Semrush’s author James Brockbank clearly states that “if content and links are split between a subdomain and the main domain, those two entities’ overall ‘authority’ is lower than if everything sat on the main domain (using subdirectories). Essentially, great content that’s earning great backlinks will almost always contribute to better SEO results when hosted on a subdirectory rather than a subdomain. For the most part, the SEO community agrees that if there are no technical restrictions, legal restrictions in different countries, etc., you should host content in a subdirectory rather than on a subdomain. If it’s a blog, then the preference should always be that this content is hosted in a subdirectory”.

That’s why it’s common to see an uplift in overall organic visibility and traffic (compared to the two viewed separately) when migrating relevant subdomains into subfolders on the main domain.

James Brockbank

When Can You Consider Using a Subdomain

HubSpot is an inbound marketing and sales platform.

They choose to have their blog as a subdomain because they “have a content campaign in mind that’s large enough in volume to deserve its own hierarchy and growth path”. Additionally, they started to use the subdomain for a blog because they wanted to create a niche authority.

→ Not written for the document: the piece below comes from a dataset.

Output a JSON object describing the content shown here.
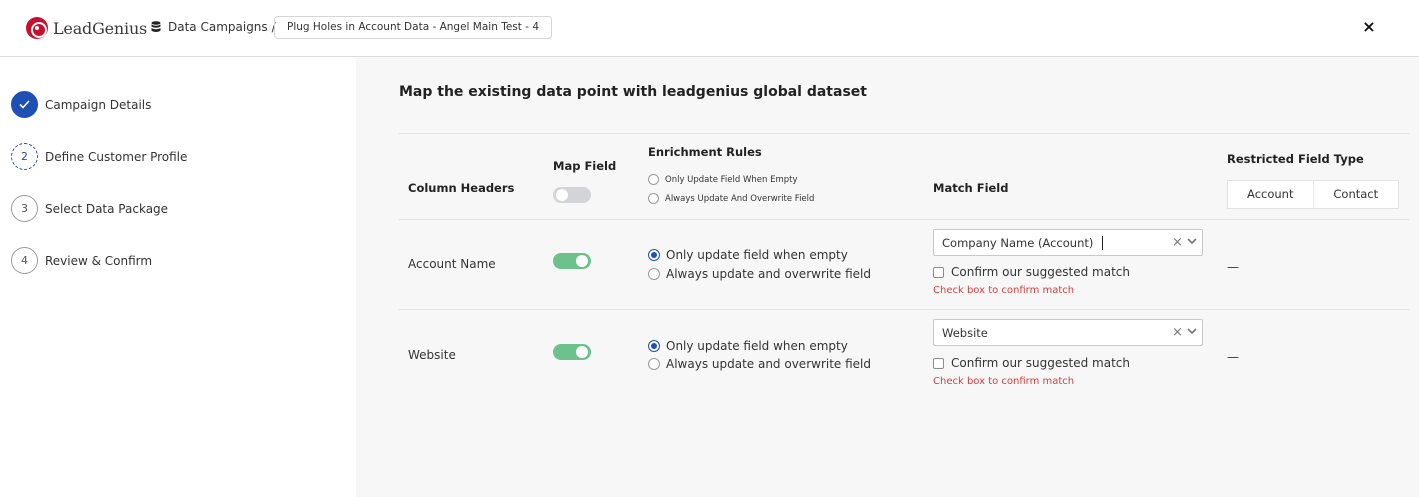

Subfolders can be great for SEO as they keep any earned backlinks, domain authority, and page authority closely tied to the root domain. If your site doesn’t have any extensive verticals on your navigation, then you might not need to use a subdomain because you want as many links going back to your main site as possible. Subdirectories can be helpful for smaller websites that don’t have a large variety of content.

Rebecca Riserbato, Hubspot’s author

Search Engine Journal columnist Roger Montti rightly notes that “if a publisher has a content topic that is completely different from the main site” this can be the SEO reason for hosting it on a subdomain. “By separating this content section from the rest of the site, a publisher can control what that entire section is about and not allow the rest of the site to influence or overwhelm that one section. It’s about allowing a subdomain to rank on its own without influence from the main site and vice-versa”.

The SERP display for The New York Times’ recipe subdomain section. When you search for “recipes NYTimes” Google displays it in the SERPs like a standalone website, complete with a six-pack listing of subsections.